Wissen Mindestlohnbezieher überhaupt, wie schwer es ist, ein Vermögen von insgesamt 6.280.000.000.000 Dollar zu verwalten? Natürlich nicht, woher auch? Und die "Denkfabrik" ohne Zweifel ebenso wenig. Die Mitglieder im Club der Dollar-Millionäre haben es echt schwer. Wer obendrein das Pech hatte, in eine Millionärs-Dynastie hineingeboren zu werden, durfte sich seinen Wohlstand noch nicht einmal selbst erarbeiten. Keiner kann nachempfinden wie das ist, wenn man auf einer Cocktail-Party kleinlaut eingestehen muss, dass einem alles ohne eigenes Zutun in den Schoß gefallen ist. Lassen Sie es sich gesagt sein: In solch peinlichen Situationen ist das höhnische Lächeln der Selfmade-Millionäre absolut unerträglich! Ach, alles bloß ererbt? Ja, leider. Welch furchtbare Schmach! Da tröstet es dann auch nicht, wenn der faktische Millionärs-Steuersatz mithilfe des Werkzeugkastens der Vermögensberater niedriger ausfällt als bei einer Krankenschwester oder Erzieherin. Schließlich muss man von irgendwas leben.

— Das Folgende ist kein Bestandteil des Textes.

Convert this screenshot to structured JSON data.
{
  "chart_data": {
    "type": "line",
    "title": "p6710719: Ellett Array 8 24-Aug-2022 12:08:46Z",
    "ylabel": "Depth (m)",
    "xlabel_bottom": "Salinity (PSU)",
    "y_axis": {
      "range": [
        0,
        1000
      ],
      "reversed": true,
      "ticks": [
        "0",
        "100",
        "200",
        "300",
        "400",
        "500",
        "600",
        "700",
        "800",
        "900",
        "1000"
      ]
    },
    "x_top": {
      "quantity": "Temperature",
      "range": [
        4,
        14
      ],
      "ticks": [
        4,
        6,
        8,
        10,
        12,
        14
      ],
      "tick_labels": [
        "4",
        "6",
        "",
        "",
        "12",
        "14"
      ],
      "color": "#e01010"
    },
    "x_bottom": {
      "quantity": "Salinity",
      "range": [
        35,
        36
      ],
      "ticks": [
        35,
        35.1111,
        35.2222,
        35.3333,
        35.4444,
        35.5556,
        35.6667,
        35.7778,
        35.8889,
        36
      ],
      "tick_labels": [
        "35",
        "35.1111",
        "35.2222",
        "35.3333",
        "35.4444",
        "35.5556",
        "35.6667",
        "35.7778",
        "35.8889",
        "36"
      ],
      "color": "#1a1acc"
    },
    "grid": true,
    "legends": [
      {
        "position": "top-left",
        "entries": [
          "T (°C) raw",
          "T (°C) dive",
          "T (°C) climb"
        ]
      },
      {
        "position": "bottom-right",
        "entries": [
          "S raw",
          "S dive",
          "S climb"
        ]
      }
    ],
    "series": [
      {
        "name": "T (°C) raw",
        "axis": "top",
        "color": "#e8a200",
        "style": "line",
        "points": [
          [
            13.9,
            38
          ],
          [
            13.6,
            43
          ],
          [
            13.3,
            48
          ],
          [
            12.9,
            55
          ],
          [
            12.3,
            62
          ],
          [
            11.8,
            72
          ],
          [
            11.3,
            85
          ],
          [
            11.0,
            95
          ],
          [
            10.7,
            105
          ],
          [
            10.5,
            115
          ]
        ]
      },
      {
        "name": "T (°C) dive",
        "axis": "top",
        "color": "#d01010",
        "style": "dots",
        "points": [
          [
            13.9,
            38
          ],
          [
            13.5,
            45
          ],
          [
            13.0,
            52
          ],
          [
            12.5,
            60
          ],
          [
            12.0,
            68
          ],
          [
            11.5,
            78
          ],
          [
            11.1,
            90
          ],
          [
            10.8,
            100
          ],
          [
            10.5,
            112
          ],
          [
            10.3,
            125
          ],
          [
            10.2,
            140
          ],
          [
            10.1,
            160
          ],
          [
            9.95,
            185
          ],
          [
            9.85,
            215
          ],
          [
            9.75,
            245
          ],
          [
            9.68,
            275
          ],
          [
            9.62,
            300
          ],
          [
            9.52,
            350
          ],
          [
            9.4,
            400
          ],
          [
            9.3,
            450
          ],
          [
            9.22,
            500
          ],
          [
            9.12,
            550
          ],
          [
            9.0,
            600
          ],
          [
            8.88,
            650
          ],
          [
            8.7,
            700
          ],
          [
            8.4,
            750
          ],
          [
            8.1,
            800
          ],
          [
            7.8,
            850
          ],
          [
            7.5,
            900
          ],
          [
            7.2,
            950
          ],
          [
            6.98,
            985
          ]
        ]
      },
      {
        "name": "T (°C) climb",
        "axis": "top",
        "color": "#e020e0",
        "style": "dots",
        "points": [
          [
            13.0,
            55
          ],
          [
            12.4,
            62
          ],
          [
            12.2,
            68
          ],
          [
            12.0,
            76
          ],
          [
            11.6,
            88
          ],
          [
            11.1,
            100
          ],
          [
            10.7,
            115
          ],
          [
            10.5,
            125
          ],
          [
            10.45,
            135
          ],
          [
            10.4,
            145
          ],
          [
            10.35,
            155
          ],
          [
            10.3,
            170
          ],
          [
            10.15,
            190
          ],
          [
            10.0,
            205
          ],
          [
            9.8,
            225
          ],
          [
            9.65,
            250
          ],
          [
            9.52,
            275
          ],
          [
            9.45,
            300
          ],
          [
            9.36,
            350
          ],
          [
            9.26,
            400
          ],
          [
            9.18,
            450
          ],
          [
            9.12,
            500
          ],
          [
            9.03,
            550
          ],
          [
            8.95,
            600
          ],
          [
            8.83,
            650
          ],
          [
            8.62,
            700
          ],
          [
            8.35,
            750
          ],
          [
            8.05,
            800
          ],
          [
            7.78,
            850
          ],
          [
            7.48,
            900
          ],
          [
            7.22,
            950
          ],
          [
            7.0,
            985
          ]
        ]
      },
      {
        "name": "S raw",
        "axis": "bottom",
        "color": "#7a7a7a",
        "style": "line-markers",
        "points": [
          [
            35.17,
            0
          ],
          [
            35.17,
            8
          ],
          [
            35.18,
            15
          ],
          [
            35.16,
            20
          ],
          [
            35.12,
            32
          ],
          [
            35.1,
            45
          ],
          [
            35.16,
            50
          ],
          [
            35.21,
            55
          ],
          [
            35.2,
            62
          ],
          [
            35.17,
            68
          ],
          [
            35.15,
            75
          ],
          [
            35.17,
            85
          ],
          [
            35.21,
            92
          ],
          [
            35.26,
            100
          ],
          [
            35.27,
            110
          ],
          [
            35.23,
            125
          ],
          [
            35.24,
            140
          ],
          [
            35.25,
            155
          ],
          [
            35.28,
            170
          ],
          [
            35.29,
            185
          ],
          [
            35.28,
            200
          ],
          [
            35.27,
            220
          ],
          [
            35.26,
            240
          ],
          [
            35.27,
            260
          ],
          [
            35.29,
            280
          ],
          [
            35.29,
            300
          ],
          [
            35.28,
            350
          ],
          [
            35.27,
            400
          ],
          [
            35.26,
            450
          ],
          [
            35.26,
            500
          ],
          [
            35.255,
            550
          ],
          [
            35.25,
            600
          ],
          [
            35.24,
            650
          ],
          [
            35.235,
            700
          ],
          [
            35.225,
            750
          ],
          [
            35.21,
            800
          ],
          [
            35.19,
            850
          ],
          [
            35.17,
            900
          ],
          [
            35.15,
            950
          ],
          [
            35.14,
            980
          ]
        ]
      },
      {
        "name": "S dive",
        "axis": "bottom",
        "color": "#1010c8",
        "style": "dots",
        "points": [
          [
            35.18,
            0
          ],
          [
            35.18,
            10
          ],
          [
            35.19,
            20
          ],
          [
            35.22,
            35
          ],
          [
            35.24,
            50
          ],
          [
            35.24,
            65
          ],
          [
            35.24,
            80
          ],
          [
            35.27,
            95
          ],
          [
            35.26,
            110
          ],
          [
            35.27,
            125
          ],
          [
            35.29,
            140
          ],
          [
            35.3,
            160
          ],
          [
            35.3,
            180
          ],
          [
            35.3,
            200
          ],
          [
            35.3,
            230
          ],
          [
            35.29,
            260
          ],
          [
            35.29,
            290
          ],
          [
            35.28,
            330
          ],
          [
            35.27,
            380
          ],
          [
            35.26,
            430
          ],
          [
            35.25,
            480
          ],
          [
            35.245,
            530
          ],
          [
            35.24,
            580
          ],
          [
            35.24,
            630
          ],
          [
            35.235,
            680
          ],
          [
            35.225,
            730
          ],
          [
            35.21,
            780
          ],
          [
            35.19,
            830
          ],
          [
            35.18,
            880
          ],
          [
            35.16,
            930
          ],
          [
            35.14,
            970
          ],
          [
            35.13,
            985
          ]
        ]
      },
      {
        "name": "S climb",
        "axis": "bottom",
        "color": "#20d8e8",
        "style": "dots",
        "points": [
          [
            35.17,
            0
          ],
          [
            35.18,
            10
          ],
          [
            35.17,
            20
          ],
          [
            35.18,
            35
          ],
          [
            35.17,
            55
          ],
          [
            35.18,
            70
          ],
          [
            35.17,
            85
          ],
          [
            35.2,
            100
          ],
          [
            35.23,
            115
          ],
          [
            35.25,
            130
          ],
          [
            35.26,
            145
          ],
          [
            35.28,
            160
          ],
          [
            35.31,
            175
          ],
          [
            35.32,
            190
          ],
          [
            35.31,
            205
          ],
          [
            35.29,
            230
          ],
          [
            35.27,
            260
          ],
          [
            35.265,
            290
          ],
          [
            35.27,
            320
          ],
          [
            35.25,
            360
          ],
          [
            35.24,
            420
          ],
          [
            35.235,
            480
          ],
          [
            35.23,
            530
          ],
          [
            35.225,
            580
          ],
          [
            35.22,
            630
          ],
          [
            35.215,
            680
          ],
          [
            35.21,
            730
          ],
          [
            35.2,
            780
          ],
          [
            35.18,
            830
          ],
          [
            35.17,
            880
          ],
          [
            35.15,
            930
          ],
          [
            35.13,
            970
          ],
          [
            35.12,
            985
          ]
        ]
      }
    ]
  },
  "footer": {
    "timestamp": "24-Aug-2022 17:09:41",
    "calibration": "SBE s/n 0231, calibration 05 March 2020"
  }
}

Angesichts dessen ist doch sonnenklar: Das Millionärs/Niedriglöhner-Abstandsgebot darf keinesfalls aufgeweicht werden. Wenn die 1,646 Millionen Millionäre weiterhin brav FDP oder CDU wählen, wird das bestimmt auch klappen. Respekt vor Leistung und Eigentum sind in der Defensive, beklagt Christian Lindner. Und wo er recht hat, hat er eben recht. Zum Glück huldigt auch die CDU dem Leistungsprinzip. "Wohlstand ohne Leistung ist eine Illusion", heißt es dort. Okay, zugegeben, von den Erben riesiger Vermögen einmal abgesehen. Darauf noch einen Cocktail?